In 1999, the Dutch government implemented a policy measure, called Learning Support, that provides secondary schools that offer pre-vocational secondary education with additional funding for each student with learning or behavioural difficulties. The government spends about €11,100 per year on each eligible student which is €4,000 more than that spent on an average student.
Learning Support is explicitly targeted at students who are lagging behind in reading, spelling and/or arithmetic when they enrol in secondary education. Schools are free to decide how to spend this additional money on learning support for eligible students. It can range from tutoring and homework assistance to providing help to improve studying skills. Students can receive learning support in class but also outside of the classroom. Many schools choose to form small, separate classes with pupils that receive Learning Support so that they can receive more individual attention.
The extra funding for students under the scheme is nearly 60% higher than the average expenditure per student. It is consistent with the findings of several US studies showing that the extra funding needed to make a significant difference in results should be 50-100%, or more, higher than average per student expenditure. This is much greater than the increase in funding for disadvantaged schools under the Gonski funding plan.
Five other studies published in the last year show that increased funding improves results, especially for disadvantaged students. An extensive review of academic studies found there is a positive relationship between school funding and student achievement. It concludes:
The growing political consensus that money doesn’t matter stands in sharp contrast to the substantial body of empirical research that has accumulated over time… [p. 2]
The available evidence leaves little doubt: Sufficient financial resources are a necessary underlying condition for providing quality education. [p. 20]
A study published in the Quarterly Journal of Economics found that a 10% increase in per-student spending each year for all 12 years of public school for low income students extends their schooling by nearly half a year, increases their adult earnings by nearly 10% and family income by 16%, and reduces their annual incidence of adult poverty by six percentage points. The authors concluded that their results:
…. highlight how improved access to school resources can profoundly shape the life outcomes of economically disadvantaged children, and thereby significantly reduce the intergenerational transmission of poverty. [p. 212]
A study published by the US National Bureau of Economic Research found that school finance reforms in the United States that increased funding for low income school districts improved the results of students in those districts. It also found that the increased funding reduced achievement gaps between high and low income school districts. The authors concluded that “marginal increases in school resources in low-income, poorly resourced school districts are cost effective from a social perspective…” [p. 7]. Further, “Our results thus show that money can and does matter in education…” [p. 35]
Another study found that increased spending following court-ordered school finance reforms in the United States increased high school graduation rates in high-poverty districts. High poverty school districts in states that had their finance regimes overthrown by court order experienced an increase in school spending by 4-12% and an increase in high school graduation rates by five to eight percentage points in seven years following reform.

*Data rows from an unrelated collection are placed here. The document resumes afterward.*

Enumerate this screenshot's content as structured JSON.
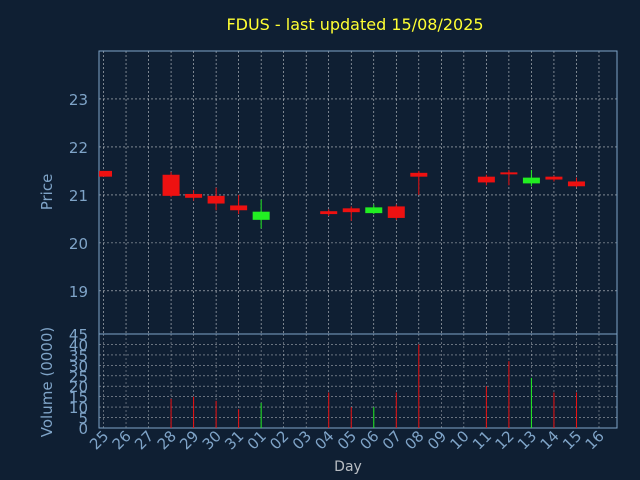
{
  "chart_data": {
    "type": "candlestick",
    "title": "FDUS - last updated 15/08/2025",
    "xlabel": "Day",
    "price_panel": {
      "ylabel": "Price",
      "ylim": [
        18.1,
        24
      ],
      "yticks": [
        "19",
        "20",
        "21",
        "22",
        "23"
      ],
      "grid": true
    },
    "volume_panel": {
      "ylabel": "Volume (0000)",
      "ylim": [
        0,
        45
      ],
      "yticks": [
        "0",
        "5",
        "10",
        "15",
        "20",
        "25",
        "30",
        "35",
        "40",
        "45"
      ],
      "grid": true
    },
    "x_ticks": [
      "25",
      "26",
      "27",
      "28",
      "29",
      "30",
      "31",
      "01",
      "02",
      "03",
      "04",
      "05",
      "06",
      "07",
      "08",
      "09",
      "10",
      "11",
      "12",
      "13",
      "14",
      "15",
      "16"
    ],
    "candles": [
      {
        "day": "25",
        "open": 21.5,
        "close": 21.38,
        "high": 21.5,
        "low": 21.38,
        "volume": 0
      },
      {
        "day": "28",
        "open": 21.42,
        "close": 20.98,
        "high": 21.48,
        "low": 20.95,
        "volume": 14
      },
      {
        "day": "29",
        "open": 21.02,
        "close": 20.94,
        "high": 21.1,
        "low": 20.88,
        "volume": 15
      },
      {
        "day": "30",
        "open": 20.98,
        "close": 20.82,
        "high": 21.15,
        "low": 20.68,
        "volume": 13
      },
      {
        "day": "31",
        "open": 20.78,
        "close": 20.68,
        "high": 21.0,
        "low": 20.6,
        "volume": 9
      },
      {
        "day": "01",
        "open": 20.48,
        "close": 20.65,
        "high": 20.9,
        "low": 20.3,
        "volume": 12
      },
      {
        "day": "04",
        "open": 20.66,
        "close": 20.6,
        "high": 20.7,
        "low": 20.56,
        "volume": 17
      },
      {
        "day": "05",
        "open": 20.72,
        "close": 20.64,
        "high": 20.76,
        "low": 20.46,
        "volume": 10
      },
      {
        "day": "06",
        "open": 20.62,
        "close": 20.74,
        "high": 20.8,
        "low": 20.6,
        "volume": 10
      },
      {
        "day": "07",
        "open": 20.76,
        "close": 20.52,
        "high": 20.8,
        "low": 20.48,
        "volume": 17
      },
      {
        "day": "08",
        "open": 21.46,
        "close": 21.38,
        "high": 21.5,
        "low": 21.0,
        "volume": 40
      },
      {
        "day": "11",
        "open": 21.38,
        "close": 21.26,
        "high": 21.42,
        "low": 21.2,
        "volume": 20
      },
      {
        "day": "12",
        "open": 21.47,
        "close": 21.44,
        "high": 21.52,
        "low": 21.2,
        "volume": 32
      },
      {
        "day": "13",
        "open": 21.24,
        "close": 21.36,
        "high": 21.52,
        "low": 21.18,
        "volume": 24
      },
      {
        "day": "14",
        "open": 21.38,
        "close": 21.32,
        "high": 21.4,
        "low": 21.28,
        "volume": 17
      },
      {
        "day": "15",
        "open": 21.28,
        "close": 21.18,
        "high": 21.36,
        "low": 21.16,
        "volume": 17
      }
    ],
    "colors": {
      "background": "#0f1f33",
      "axis": "#7fa4c8",
      "grid": "#ffffff",
      "up": "#22ee22",
      "down": "#ee1111",
      "title": "#ffff33"
    }
  }
}
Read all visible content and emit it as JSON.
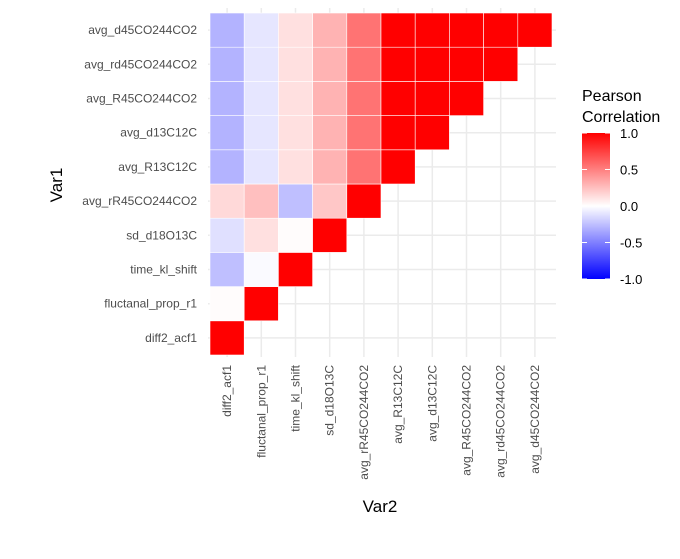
{
  "chart_data": {
    "type": "heatmap",
    "title": "",
    "xlabel": "Var2",
    "ylabel": "Var1",
    "variables": [
      "diff2_acf1",
      "fluctanal_prop_r1",
      "time_kl_shift",
      "sd_d18O13C",
      "avg_rR45CO244CO2",
      "avg_R13C12C",
      "avg_d13C12C",
      "avg_R45CO244CO2",
      "avg_rd45CO244CO2",
      "avg_d45CO244CO2"
    ],
    "cells": [
      {
        "var1": "diff2_acf1",
        "var2": "diff2_acf1",
        "value": 1.0
      },
      {
        "var1": "fluctanal_prop_r1",
        "var2": "diff2_acf1",
        "value": 0.01
      },
      {
        "var1": "time_kl_shift",
        "var2": "diff2_acf1",
        "value": -0.25
      },
      {
        "var1": "sd_d18O13C",
        "var2": "diff2_acf1",
        "value": -0.12
      },
      {
        "var1": "avg_rR45CO244CO2",
        "var2": "diff2_acf1",
        "value": 0.15
      },
      {
        "var1": "avg_R13C12C",
        "var2": "diff2_acf1",
        "value": -0.3
      },
      {
        "var1": "avg_d13C12C",
        "var2": "diff2_acf1",
        "value": -0.3
      },
      {
        "var1": "avg_R45CO244CO2",
        "var2": "diff2_acf1",
        "value": -0.3
      },
      {
        "var1": "avg_rd45CO244CO2",
        "var2": "diff2_acf1",
        "value": -0.3
      },
      {
        "var1": "avg_d45CO244CO2",
        "var2": "diff2_acf1",
        "value": -0.3
      },
      {
        "var1": "fluctanal_prop_r1",
        "var2": "fluctanal_prop_r1",
        "value": 1.0
      },
      {
        "var1": "time_kl_shift",
        "var2": "fluctanal_prop_r1",
        "value": -0.02
      },
      {
        "var1": "sd_d18O13C",
        "var2": "fluctanal_prop_r1",
        "value": 0.12
      },
      {
        "var1": "avg_rR45CO244CO2",
        "var2": "fluctanal_prop_r1",
        "value": 0.25
      },
      {
        "var1": "avg_R13C12C",
        "var2": "fluctanal_prop_r1",
        "value": -0.1
      },
      {
        "var1": "avg_d13C12C",
        "var2": "fluctanal_prop_r1",
        "value": -0.1
      },
      {
        "var1": "avg_R45CO244CO2",
        "var2": "fluctanal_prop_r1",
        "value": -0.1
      },
      {
        "var1": "avg_rd45CO244CO2",
        "var2": "fluctanal_prop_r1",
        "value": -0.1
      },
      {
        "var1": "avg_d45CO244CO2",
        "var2": "fluctanal_prop_r1",
        "value": -0.1
      },
      {
        "var1": "time_kl_shift",
        "var2": "time_kl_shift",
        "value": 1.0
      },
      {
        "var1": "sd_d18O13C",
        "var2": "time_kl_shift",
        "value": 0.01
      },
      {
        "var1": "avg_rR45CO244CO2",
        "var2": "time_kl_shift",
        "value": -0.25
      },
      {
        "var1": "avg_R13C12C",
        "var2": "time_kl_shift",
        "value": 0.12
      },
      {
        "var1": "avg_d13C12C",
        "var2": "time_kl_shift",
        "value": 0.12
      },
      {
        "var1": "avg_R45CO244CO2",
        "var2": "time_kl_shift",
        "value": 0.12
      },
      {
        "var1": "avg_rd45CO244CO2",
        "var2": "time_kl_shift",
        "value": 0.12
      },
      {
        "var1": "avg_d45CO244CO2",
        "var2": "time_kl_shift",
        "value": 0.12
      },
      {
        "var1": "sd_d18O13C",
        "var2": "sd_d18O13C",
        "value": 1.0
      },
      {
        "var1": "avg_rR45CO244CO2",
        "var2": "sd_d18O13C",
        "value": 0.22
      },
      {
        "var1": "avg_R13C12C",
        "var2": "sd_d18O13C",
        "value": 0.3
      },
      {
        "var1": "avg_d13C12C",
        "var2": "sd_d18O13C",
        "value": 0.3
      },
      {
        "var1": "avg_R45CO244CO2",
        "var2": "sd_d18O13C",
        "value": 0.3
      },
      {
        "var1": "avg_rd45CO244CO2",
        "var2": "sd_d18O13C",
        "value": 0.3
      },
      {
        "var1": "avg_d45CO244CO2",
        "var2": "sd_d18O13C",
        "value": 0.3
      },
      {
        "var1": "avg_rR45CO244CO2",
        "var2": "avg_rR45CO244CO2",
        "value": 1.0
      },
      {
        "var1": "avg_R13C12C",
        "var2": "avg_rR45CO244CO2",
        "value": 0.55
      },
      {
        "var1": "avg_d13C12C",
        "var2": "avg_rR45CO244CO2",
        "value": 0.55
      },
      {
        "var1": "avg_R45CO244CO2",
        "var2": "avg_rR45CO244CO2",
        "value": 0.55
      },
      {
        "var1": "avg_rd45CO244CO2",
        "var2": "avg_rR45CO244CO2",
        "value": 0.55
      },
      {
        "var1": "avg_d45CO244CO2",
        "var2": "avg_rR45CO244CO2",
        "value": 0.55
      },
      {
        "var1": "avg_R13C12C",
        "var2": "avg_R13C12C",
        "value": 1.0
      },
      {
        "var1": "avg_d13C12C",
        "var2": "avg_R13C12C",
        "value": 1.0
      },
      {
        "var1": "avg_R45CO244CO2",
        "var2": "avg_R13C12C",
        "value": 1.0
      },
      {
        "var1": "avg_rd45CO244CO2",
        "var2": "avg_R13C12C",
        "value": 1.0
      },
      {
        "var1": "avg_d45CO244CO2",
        "var2": "avg_R13C12C",
        "value": 1.0
      },
      {
        "var1": "avg_d13C12C",
        "var2": "avg_d13C12C",
        "value": 1.0
      },
      {
        "var1": "avg_R45CO244CO2",
        "var2": "avg_d13C12C",
        "value": 1.0
      },
      {
        "var1": "avg_rd45CO244CO2",
        "var2": "avg_d13C12C",
        "value": 1.0
      },
      {
        "var1": "avg_d45CO244CO2",
        "var2": "avg_d13C12C",
        "value": 1.0
      },
      {
        "var1": "avg_R45CO244CO2",
        "var2": "avg_R45CO244CO2",
        "value": 1.0
      },
      {
        "var1": "avg_rd45CO244CO2",
        "var2": "avg_R45CO244CO2",
        "value": 1.0
      },
      {
        "var1": "avg_d45CO244CO2",
        "var2": "avg_R45CO244CO2",
        "value": 1.0
      },
      {
        "var1": "avg_rd45CO244CO2",
        "var2": "avg_rd45CO244CO2",
        "value": 1.0
      },
      {
        "var1": "avg_d45CO244CO2",
        "var2": "avg_rd45CO244CO2",
        "value": 1.0
      },
      {
        "var1": "avg_d45CO244CO2",
        "var2": "avg_d45CO244CO2",
        "value": 1.0
      }
    ],
    "legend": {
      "title_lines": [
        "Pearson",
        "Correlation"
      ],
      "ticks": [
        1.0,
        0.5,
        0.0,
        -0.5,
        -1.0
      ],
      "tick_labels": [
        "1.0",
        "0.5",
        "0.0",
        "-0.5",
        "-1.0"
      ],
      "limits": [
        -1,
        1
      ],
      "colors": {
        "low": "#0000FF",
        "mid": "#FFFFFF",
        "high": "#FF0000"
      },
      "placement": "right"
    },
    "grid": true,
    "background": "#FFFFFF",
    "gridline_color": "#EBEBEB"
  }
}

In addition, a study soon to published in the academic journal, Economic Policy, found that increases in school expenditure in Michigan improved the later life outcomes of students. Students who gained a 10% increase in school funding were 7% more likely to enrol in college and 11% more likely to receive a post-secondary degree.
An OECD report on how to improve results for low performing students found that the incidence of low performance in mathematics is lower in countries where educational resources are distributed more equitably between socio-economically disadvantaged and advantaged schools. It concluded:
The evidence presented in this report suggests that all countries and economies can reduce their share of low-performing students, and that a reduction can be accomplished in a relatively short time. The first step for policy makers is to prioritise tackling low performance in their education policy agendas, and translate this priority into additional resources. [p. 190]
These studies show that targeting funding increases to disadvantaged schools and students is fundamental to improving student achievement and reducing achievement gaps between the advantaged and disadvantaged. Future school funding arrangements in Australia must provide targeted funding increases for disadvantaged schools if Australia is to see any improvement in overall school results.